1) After welding the photovoltaic steel column and main structural steel beam, restore the roof steel plate. Use a durable H-type TPO membrane for detailed nodes, hot-air weld it tightly to the column and roof waterproof layer, then seal with a closing hoop and sealant for integrated waterproofing.

2) After welding the steel column and main structural steel beam, restore the roof steel plate. Use durable H-type TPO membrane for detailed nodes, hot-air weld it tightly to the column and roof waterproof layer, ensuring stability and load resistance, then seal with a closing hoop and sealant for integrated waterproofing.

3.2 Ability to resist natural factors

1)Wind resistance:The strength of steel columns enables them to cope with strong winds and other extreme climatic conditions.In areas with strong winds, photovoltaic modules often face challenges such as wind pressure and airflow,and steel columns can ensure the stable installation of photovoltaic systems and avoid displacement or damage to the system caused by wind.

2)  Snow and rain resistance:In areas with heavy snow or frequent rainstorms,the strong support and weather resistance of steel columns can prevent the photovoltaic system from tilting or collapsing due to the heavy pressure of snow or the impact of rainstorms.Especially in areas with high snow accumulation,steel columns have sufficient compressive strength to bear the weight of snow and ensure the long-term stable operation of the system.

3) Adaptability to various climatic conditions:Due to the corrosion resistance and weather resistance of steel columns,they are suitable for various climatic conditions,from hot and dry to cold and humid environments,which can effectively extend the service life of the roof and its photovoltaic system and maintain its stable operation.

3.3 Photovoltaic module angle adjustment

1) Flexible angle adjustment:The steel column design allows the tilt angle of the photovoltaic module to be adjusted according to specific needs during installation.The angle adjustment not only helps the photovoltaic system to achieve the optimal light reception in different geographical locations and seasonal changes,but also can further improve the power generation efficiency according to the changes in light intensity and sunshine time.

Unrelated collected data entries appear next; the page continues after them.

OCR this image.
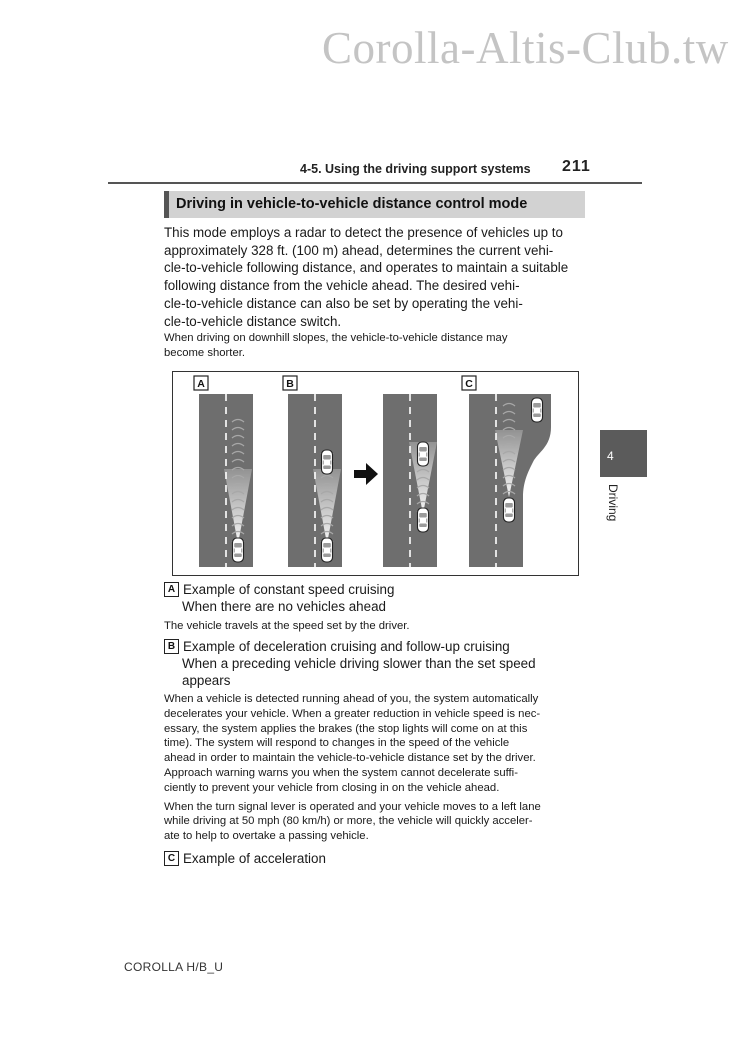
Corolla-Altis-Club.tw
4-5. Using the driving support systems 211
Driving in vehicle-to-vehicle distance control mode
This mode employs a radar to detect the presence of vehicles up to
approximately 328 ft. (100 m) ahead, determines the current vehi-
cle-to-vehicle following distance, and operates to maintain a suitable
following distance from the vehicle ahead. The desired vehi-
cle-to-vehicle distance can also be set by operating the vehi-
cle-to-vehicle distance switch.
When driving on downhill slopes, the vehicle-to-vehicle distance may
become shorter.
A	B	C
4
Driving
A Example of constant speed cruising
When there are no vehicles ahead
The vehicle travels at the speed set by the driver.
B Example of deceleration cruising and follow-up cruising
When a preceding vehicle driving slower than the set speed
appears

When a vehicle is detected running ahead of you, the system automatically
decelerates your vehicle. When a greater reduction in vehicle speed is nec-
essary, the system applies the brakes (the stop lights will come on at this
time). The system will respond to changes in the speed of the vehicle
ahead in order to maintain the vehicle-to-vehicle distance set by the driver.
Approach warning warns you when the system cannot decelerate suffi-
ciently to prevent your vehicle from closing in on the vehicle ahead.

When the turn signal lever is operated and your vehicle moves to a left lane
while driving at 50 mph (80 km/h) or more, the vehicle will quickly acceler-
ate to help to overtake a passing vehicle.

C Example of acceleration
COROLLA H/B_U
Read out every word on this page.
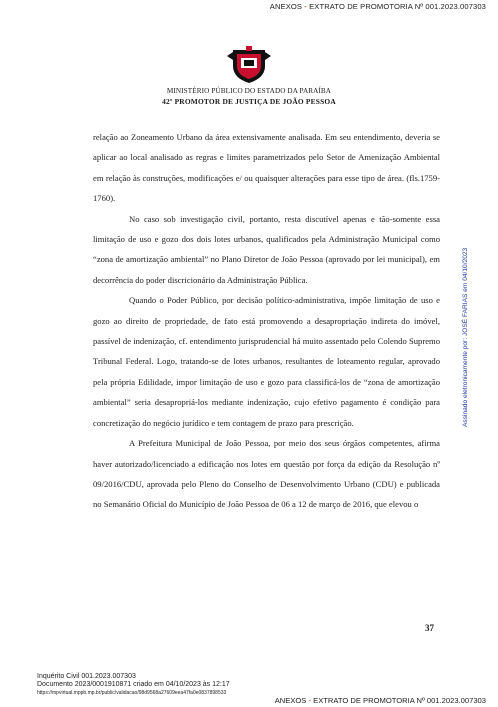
ANEXOS - EXTRATO DE PROMOTORIA Nº 001.2023.007303
MINISTÉRIO PÚBLICO DO ESTADO DA PARAÍBA
42º PROMOTOR DE JUSTIÇA DE JOÃO PESSOA

relação ao Zoneamento Urbano da área extensivamente analisada. Em seu entendimento, deveria se aplicar ao local analisado as regras e limites parametrizados pelo Setor de Amenização Ambiental em relação às construções, modificações e/ ou quaisquer alterações para esse tipo de área. (fls.1759-1760).

No caso sob investigação civil, portanto, resta discutível apenas e tão-somente essa limitação de uso e gozo dos dois lotes urbanos, qualificados pela Administração Municipal como “zona de amortização ambiental” no Plano Diretor de João Pessoa (aprovado por lei municipal), em decorrência do poder discricionário da Administração Pública.

Quando o Poder Público, por decisão político-administrativa, impõe limitação de uso e gozo ao direito de propriedade, de fato está promovendo a desapropriação indireta do imóvel, passível de indenização, cf. entendimento jurisprudencial há muito assentado pelo Colendo Supremo Tribunal Federal. Logo, tratando-se de lotes urbanos, resultantes de loteamento regular, aprovado pela própria Edilidade, impor limitação de uso e gozo para classificá-los de “zona de amortização ambiental” seria desapropriá-los mediante indenização, cujo efetivo pagamento é condição para concretização do negócio jurídico e tem contagem de prazo para prescrição.

A Prefeitura Municipal de João Pessoa, por meio dos seus órgãos competentes, afirma haver autorizado/licenciado a edificação nos lotes em questão por força da edição da Resolução nº 09/2016/CDU, aprovada pelo Pleno do Conselho de Desenvolvimento Urbano (CDU) e publicada no Semanário Oficial do Município de João Pessoa de 06 a 12 de março de 2016, que elevou o

37
Assinado eletronicamente por: JOSÉ FARIAS em 04/10/2023
Inquérito Civil 001.2023.007303
Documento 2023/0001910871 criado em 04/10/2023 às 12:17
https://mpvirtual.mppb.mp.br/public/validacao/98d9568a27609eea47fa0e0837898533
ANEXOS - EXTRATO DE PROMOTORIA Nº 001.2023.007303
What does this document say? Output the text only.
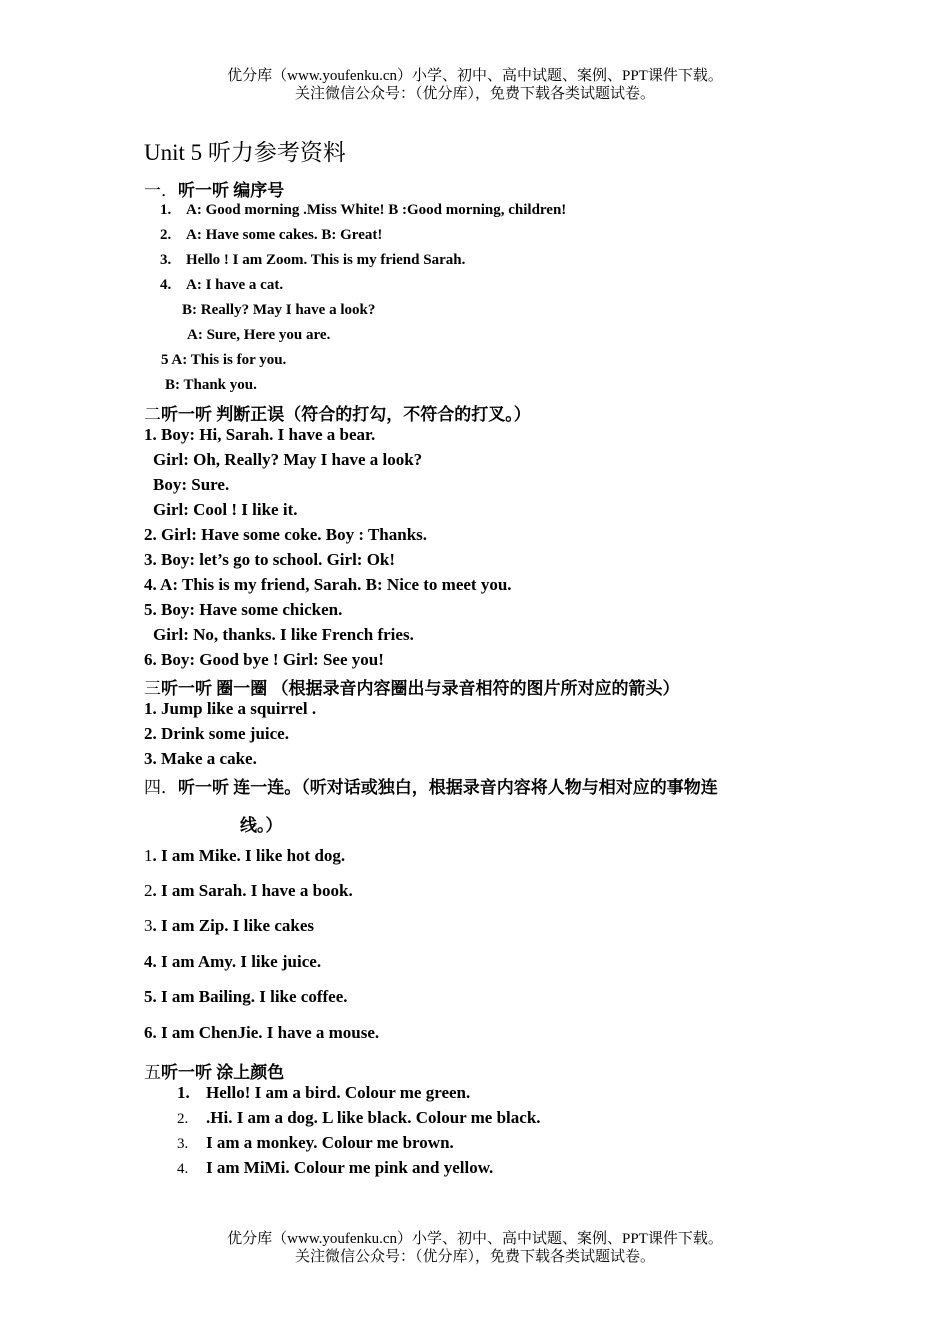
优分库（www.youfenku.cn）小学、初中、高中试题、案例、PPT课件下载。
关注微信公众号：（优分库），免费下载各类试题试卷。
Unit 5 听力参考资料
一．听一听 编序号
1. A: Good morning .Miss White! B :Good morning, children!
2. A: Have some cakes. B: Great!
3. Hello ! I am Zoom. This is my friend Sarah.
4. A: I have a cat.
B: Really? May I have a look?
A: Sure, Here you are.
5 A: This is for you.
B: Thank you.
二听一听 判断正误（符合的打勾，不符合的打叉。）
1. Boy: Hi, Sarah. I have a bear.
Girl: Oh, Really? May I have a look?
Boy: Sure.
Girl: Cool ! I like it.
2. Girl: Have some coke. Boy : Thanks.
3. Boy: let’s go to school. Girl: Ok!
4. A: This is my friend, Sarah. B: Nice to meet you.
5. Boy: Have some chicken.
Girl: No, thanks. I like French fries.
6. Boy: Good bye ! Girl: See you!
三听一听 圈一圈 （根据录音内容圈出与录音相符的图片所对应的箭头）
1. Jump like a squirrel .
2. Drink some juice.
3. Make a cake.
四．听一听 连一连。（听对话或独白，根据录音内容将人物与相对应的事物连
线。）
1. I am Mike. I like hot dog.
2. I am Sarah. I have a book.
3. I am Zip. I like cakes
4. I am Amy. I like juice.
5. I am Bailing. I like coffee.
6. I am ChenJie. I have a mouse.
五听一听 涂上颜色
1. Hello! I am a bird. Colour me green.
2. .Hi. I am a dog. L like black. Colour me black.
3. I am a monkey. Colour me brown.
4. I am MiMi. Colour me pink and yellow.
优分库（www.youfenku.cn）小学、初中、高中试题、案例、PPT课件下载。
关注微信公众号：（优分库），免费下载各类试题试卷。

2) Implementation of dynamic angle adjustment:Due to the high load-bearing capacity of the steel column,a slightly heavier angle adjustment tracking device can be equipped when necessary.Through dynamic adjustment,the photovoltaic module can always face the most favorable solar radiation angle.For systems that pursue high power generation efficiency,flexible angle adjustment provides higher operability.

3) Adjusting the photovoltaic module's angle improves power generation efficiency, especially in regions with significant seasonal solar angle changes. This maximizes annual energy output by enabling efficient solar absorption and conversion. The durable H-type TPO membrane ensures waterproofing, corrosion resistance, and longevity under heavy snow and diverse climates.